Proposed amendments to the law governing Egypt’s Journalists Syndicate have come under fire for bypassing normal procedural channels and being rushed through without input from syndicate members. Critics claim the amendments are being imposed by state authorities in an effort to control the drafting process and weaken the syndicate.
The drafts — the contents or details of which have yet to be published — come in the wake of Parliament’s approval of three controversial press regulatory laws over the summer that grant government authorities far-reaching powers to further clamp down on the media and restrict press freedoms.
Currently, two separate draft amendments to the Journalists Syndicate law (Law 76/1970) are being prepared and both are reportedly close to being finalized, but neither one has included the involvement of the syndicate’s rank and file in the drafting process.
The first is being prepared by Hatem Zakareya, the secretary general of the syndicate and a member of the Supreme Media Regulatory Council. Zakareya tells Mada Masr he drafted the amendment with the help of a legal adviser for the state-run Al-Ahram newspaper, adding that he is putting the final touches on it before presenting it to representatives of the general assembly.
Yehia Qallash, the former president of the syndicate, described Zakareya’s draft in a Facebook post as an “orphan law.” According to Qallash, Zakareya prepared the draft without input from the Journalists Syndicate board or general assembly, in defiance of all of the syndicate’s customary protocols. He added that the goal of Zakareya’s proposal is to “liquidate the syndicate and end its role as an umbrella of protection for journalists and the final barrier amid the harsh and unprecedented circumstances faced by journalists. It is part of a wider framework of measures to effectively eradicate the profession. Now the Journalists Syndicate’s turn has come.”
Zakareya dismisses Qallash’s claims, saying he was quick to criticize the proposed amendments without understanding their contents. The secretary general also stresses that he did not violate any of the syndicate’s conventional protocols. Once he finalizes and presents the draft to the syndicate’s board, Zakareya tells Mada Masr that he will call for hearings with all journalists working within national, private and partisan institutions. After the parties agree on the proposals, the amendments will be redrafted before submission to Parliament.
Meanwhile, Amr Badr, a member of the syndicate’s board, blasted the involvement of individuals affiliated with the state, calling it a “disgrace” that a lawyer from Al-Ahram is involved in rewriting the syndicate law.
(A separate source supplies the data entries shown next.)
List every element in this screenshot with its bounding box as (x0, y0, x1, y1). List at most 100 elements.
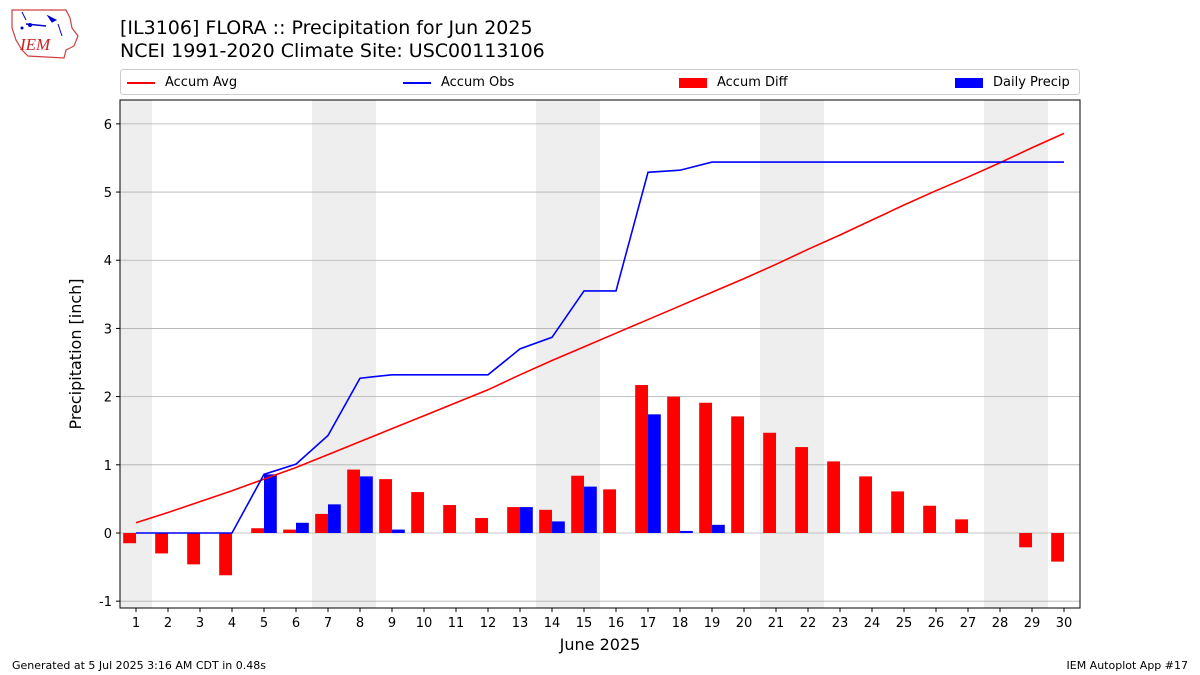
bar-accum-diff-day-26 (923, 505, 936, 533)
chart-title-line1: [IL3106] FLORA :: Precipitation for Jun … (120, 17, 533, 39)
bar-accum-diff-day-16 (603, 489, 616, 533)
bar-daily-precip-day-7 (328, 504, 341, 533)
bar-accum-diff-day-1 (123, 532, 136, 544)
bar-accum-diff-day-11 (443, 505, 456, 533)
x-tick-label-6: 6 (292, 616, 300, 631)
x-tick-label-20: 20 (736, 616, 753, 631)
y-tick-label--1: -1 (99, 595, 112, 610)
bar-accum-diff-day-27 (955, 519, 968, 533)
weekend-shade-day-29 (1016, 100, 1048, 608)
weekend-shade-day-1 (120, 100, 152, 608)
bar-accum-diff-day-14 (539, 509, 552, 533)
y-tick-label-3: 3 (104, 322, 112, 337)
bar-daily-precip-day-8 (360, 476, 373, 533)
x-tick-label-10: 10 (416, 616, 433, 631)
bar-accum-diff-day-15 (571, 475, 584, 533)
bar-accum-diff-day-19 (699, 402, 712, 533)
legend-swatch-daily-precip (955, 77, 983, 88)
y-tick-label-0: 0 (104, 527, 112, 542)
bar-accum-diff-day-20 (731, 416, 744, 533)
x-tick-label-3: 3 (196, 616, 204, 631)
x-tick-label-11: 11 (448, 616, 465, 631)
x-tick-label-18: 18 (672, 616, 689, 631)
iem-logo: IEM (11, 9, 79, 59)
legend: Accum Avg Accum Obs Accum Diff Daily Pre… (120, 69, 1080, 95)
footer-generated: Generated at 5 Jul 2025 3:16 AM CDT in 0… (12, 659, 266, 672)
x-tick-label-8: 8 (356, 616, 364, 631)
x-tick-label-17: 17 (640, 616, 657, 631)
plot-frame (119, 99, 1081, 609)
legend-label-accum-diff: Accum Diff (717, 75, 788, 90)
line-accum-avg (135, 132, 1065, 524)
x-tick-label-21: 21 (768, 616, 785, 631)
x-tick-label-30: 30 (1056, 616, 1073, 631)
x-tick-label-16: 16 (608, 616, 625, 631)
y-tick-label-4: 4 (104, 254, 112, 269)
legend-item-accum-avg: Accum Avg (127, 74, 237, 92)
x-tick-label-12: 12 (480, 616, 497, 631)
bar-accum-diff-day-17 (635, 385, 648, 533)
legend-item-accum-obs: Accum Obs (403, 74, 514, 92)
x-tick-label-14: 14 (544, 616, 561, 631)
weekend-shade-day-28 (984, 100, 1016, 608)
line-accum-obs (136, 161, 1064, 534)
legend-swatch-accum-obs (403, 81, 431, 84)
x-tick-label-13: 13 (512, 616, 529, 631)
x-tick-label-27: 27 (960, 616, 977, 631)
x-tick-label-26: 26 (928, 616, 945, 631)
bar-daily-precip-day-14 (552, 521, 565, 533)
bar-accum-diff-day-13 (507, 507, 520, 533)
bar-accum-diff-day-24 (859, 476, 872, 533)
bar-accum-diff-day-29 (1019, 532, 1032, 548)
footer-app: IEM Autoplot App #17 (1066, 659, 1189, 672)
legend-label-daily-precip: Daily Precip (993, 75, 1070, 90)
bar-accum-diff-day-23 (827, 461, 840, 533)
x-tick-label-24: 24 (864, 616, 881, 631)
x-tick-label-7: 7 (324, 616, 332, 631)
x-tick-label-2: 2 (164, 616, 172, 631)
bar-accum-diff-day-5 (251, 528, 264, 533)
x-tick-label-15: 15 (576, 616, 593, 631)
y-tick-label-5: 5 (104, 186, 112, 201)
bar-accum-diff-day-12 (475, 517, 488, 533)
bar-accum-diff-day-7 (315, 513, 328, 533)
bar-daily-precip-day-17 (648, 414, 661, 533)
legend-item-accum-diff: Accum Diff (679, 74, 788, 92)
x-tick-label-25: 25 (896, 616, 913, 631)
y-tick-label-6: 6 (104, 118, 112, 133)
x-tick-label-28: 28 (992, 616, 1009, 631)
x-tick-label-4: 4 (228, 616, 236, 631)
x-axis-label: June 2025 (559, 635, 641, 654)
bar-accum-diff-day-4 (219, 532, 232, 576)
bar-daily-precip-day-19 (712, 524, 725, 533)
x-tick-label-9: 9 (388, 616, 396, 631)
x-tick-label-19: 19 (704, 616, 721, 631)
bar-accum-diff-day-3 (187, 532, 200, 565)
x-tick-label-5: 5 (260, 616, 268, 631)
bar-accum-diff-day-18 (667, 396, 680, 533)
bar-daily-precip-day-13 (520, 507, 533, 533)
bar-accum-diff-day-22 (795, 447, 808, 533)
bar-accum-diff-day-10 (411, 492, 424, 533)
bar-daily-precip-day-15 (584, 486, 597, 533)
bar-daily-precip-day-6 (296, 522, 309, 533)
x-tick-label-1: 1 (132, 616, 140, 631)
bar-accum-diff-day-2 (155, 532, 168, 554)
bar-daily-precip-day-5 (264, 474, 277, 533)
bar-daily-precip-day-18 (680, 530, 693, 533)
bar-accum-diff-day-21 (763, 432, 776, 533)
legend-item-daily-precip: Daily Precip (955, 74, 1070, 92)
bar-daily-precip-day-9 (392, 529, 405, 533)
legend-label-accum-obs: Accum Obs (441, 75, 515, 90)
bar-accum-diff-day-8 (347, 469, 360, 533)
y-axis-label: Precipitation [inch] (66, 278, 85, 429)
x-tick-label-23: 23 (832, 616, 849, 631)
x-tick-label-22: 22 (800, 616, 817, 631)
legend-swatch-accum-diff (679, 77, 707, 88)
x-tick-label-29: 29 (1024, 616, 1041, 631)
logo-text: IEM (19, 35, 51, 54)
bar-accum-diff-day-30 (1051, 532, 1064, 562)
chart-title-line2: NCEI 1991-2020 Climate Site: USC00113106 (120, 40, 545, 62)
legend-swatch-accum-avg (127, 81, 155, 84)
Zakareya emphasizes that there is an urgent need to amend the syndicate law before the end of the year. Due to the difficulty of gathering quorum in the syndicate’s general assembly, he said there is no need for all the assembly’s members to be present in order to hold a vote on the proposed amendments.
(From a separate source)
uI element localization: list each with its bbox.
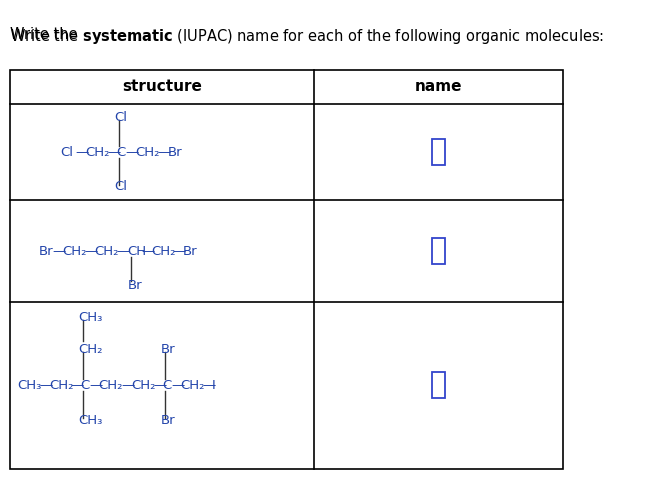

The other draft amendment is being prepared by Abdel Mohsen Salama, head of the Journalists Syndicate and a vocal supporter of the controversial media legislation that was ratified by President Abdel Fattah al-Sisi in September.
On August 22, Salama announced that he had finished preparing his proposed amendments and would present them to the syndicate board, prior to submitting them to Parliament before the end of the year. He explained that the main features of the amendments are to abolish the board election midterms and to make term lengths equal for the president and other board members. It also modifies regulations to allow journalists working in digital media to join the syndicate.
Badr says he and a number of other board members knew nothing about Salama’s draft amendment, other than his mention of it in a meeting three months ago, where he pledged to later present it to the board.
According to Badr, the common factor between the two amendments proposed by Salama and Zakareya is that they are being imposed on the syndicate by a state institution, although he refrains from identifying which.
He adds that there is also a conflict of interest in the timing. Both drafts are being raised before the board’s midterm elections next March, when six leadership positions are up for election, including Salama’s. “The president and secretary general are making laws to suit themselves,” Badr claims. “Otherwise, why the urgency to prepare these amendments in secret, away from the 12 members of the syndicate’s board and the general assembly?”
He says that he and four other board members — the five syndicate members who were the most outspoken in their criticism of the recently passed media legislation — will not review either Salama’s or Zakareya’s drafts because they were not included in the drafting process.
According to Badr, there has been a dispute between the head of the syndicate and the secretary general recently, with each having his own vision on how to amend the syndicate law. Yet since both Salama and Zakareya bypassed the traditional process, there was no room for syndicate members to debate their proposals. This process typically involves the syndicate board forming a committee from its members, which then formulates the general outline for the amendments and their goals. Then, the committee, along with law professors and senior journalists draft the amendments. Afterward, hearings are held to present the proposals and the general assembly is called to vote on draft legislation before it is sent it to the Parliament.